Jumat, 20 Agustus 2010

Jugun ianfu

Tiada yang lebih menyakitkan dan merendahkan ketika pengalaman pribadi seseorang dinyatakan tidak benar dan bahkan diingkari. Namun itulah yang terjadi pada para eks jugun ianfu, istilah Jepang bagi ‘perempuan penghibur’, yang sesungguhnya adalah para perempuan yang dipaksa dengan kekerasan menjadi budak seks militer Jepang pada Perang Dunia II. Awal bulan Maret 2007, Perdana Menteri Jepang Shinzo Abe mengatakan bahwa tidak ditemukan bukti-bukti terjadinya pemaksaan terhadap para perempuan untuk menjadi budak seks selama pendudukan Jepang di Asia Pasifik.

Pernyataan resmi pemerintah Jepang tersebut bukan hanya menyakiti para eks jugun ianfu, melainkan mengingkari bukti-bukti sejarah yang ada. Pernyataan Perdana Menteri Abe ini menyulut kemarahan di negara-negara seperti Cina, Korea, Filipina dan Belanda yang sejumlah warganya juga menjadi korban perbudakan seks tentara Jepang ketika menduduki Indonesia. Para sejarawan memperkirakan bahwa terdapat sekitar 200 ribu perempuan Korea, Cina, Filipina, Taiwan dan Indonesia yang dipaksa menjadi budak seks tentara Dai Nippon pada waktu itu. Di Indonesia sendiri terdapat sekitar 1.500 perempuan yang sebagian besar telah wafat, dan kalaupun masih hidup, sudah sangat renta. Apabila pemerintah Jepang menyatakan tidak ditemukan bukti adanya pemaksaan, apakah dengan demikian kesaksian 200 ribuan perempuan yang menyatakan diri mereka dipaksa ke dalam perbudakan seks itu adalah bohong belaka?
Tahun 1992, untuk pertama kalinya, Kim Hak Soon korban asal Korea Selatan membuka suara atas kekejaman militer Jepang terhadap dirinya ke publik. Setelah itu masalah jugun ianfu pun terbongkar dan satu per satu korban dari berbagai negara angkat suara. Dengan semakin kuatnya gaung suara korban yang sahut-bersahutan di wilayah Asia-Pasifik, tahun 2000 digelar Tribunal Tokyo yang menuntut pertanggung-jawaban Kaisar Hirohito dan pihak militer Jepang atas praktek perbudakan seksual selama perang Asia-Pasifik. Tahun 2001 final keputusan dikeluarkan di Tribunal The Hague, Negeri Belanda. Setelah itu tekanan internasional terhadap pemerintah Jepang terus dilakukan.

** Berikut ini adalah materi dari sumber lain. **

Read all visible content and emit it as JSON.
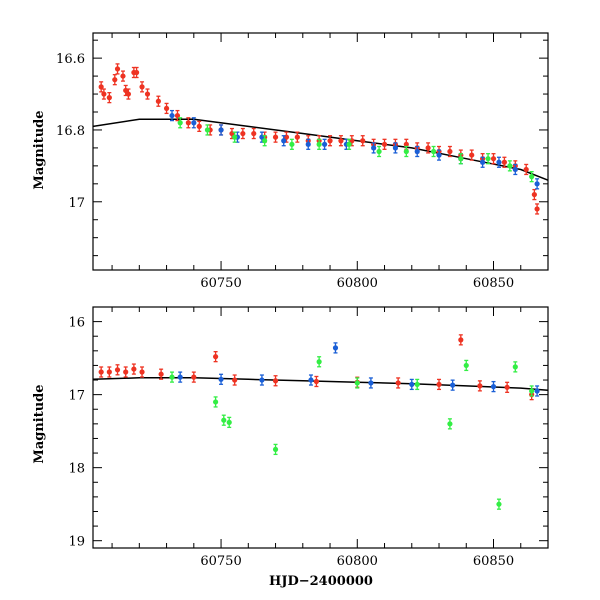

Namun dari pernyataan Perdana Menteri Abe di atas, jelas negara Jepang tetap berpendirian bahwa tidak ada yang perlu dimintakan maaf dan tidak ada yang perlu diberi santunan. Dengan tidak diakuinya semua kesaksian dari para korban, cerita tentang keberadaan mereka pun tidak ditemukan di buku pelajaran sejarah sekolah-sekolah di Jepang. Pada bulan Oktober 2007, kongres Amerika Serikat mengeluarkan resolusi tidak mengikat yang menekan pemerintah Jepang untuk memenuhi tanggung jawab politik atas persoalan jugun ianfu di Asia Pasifik.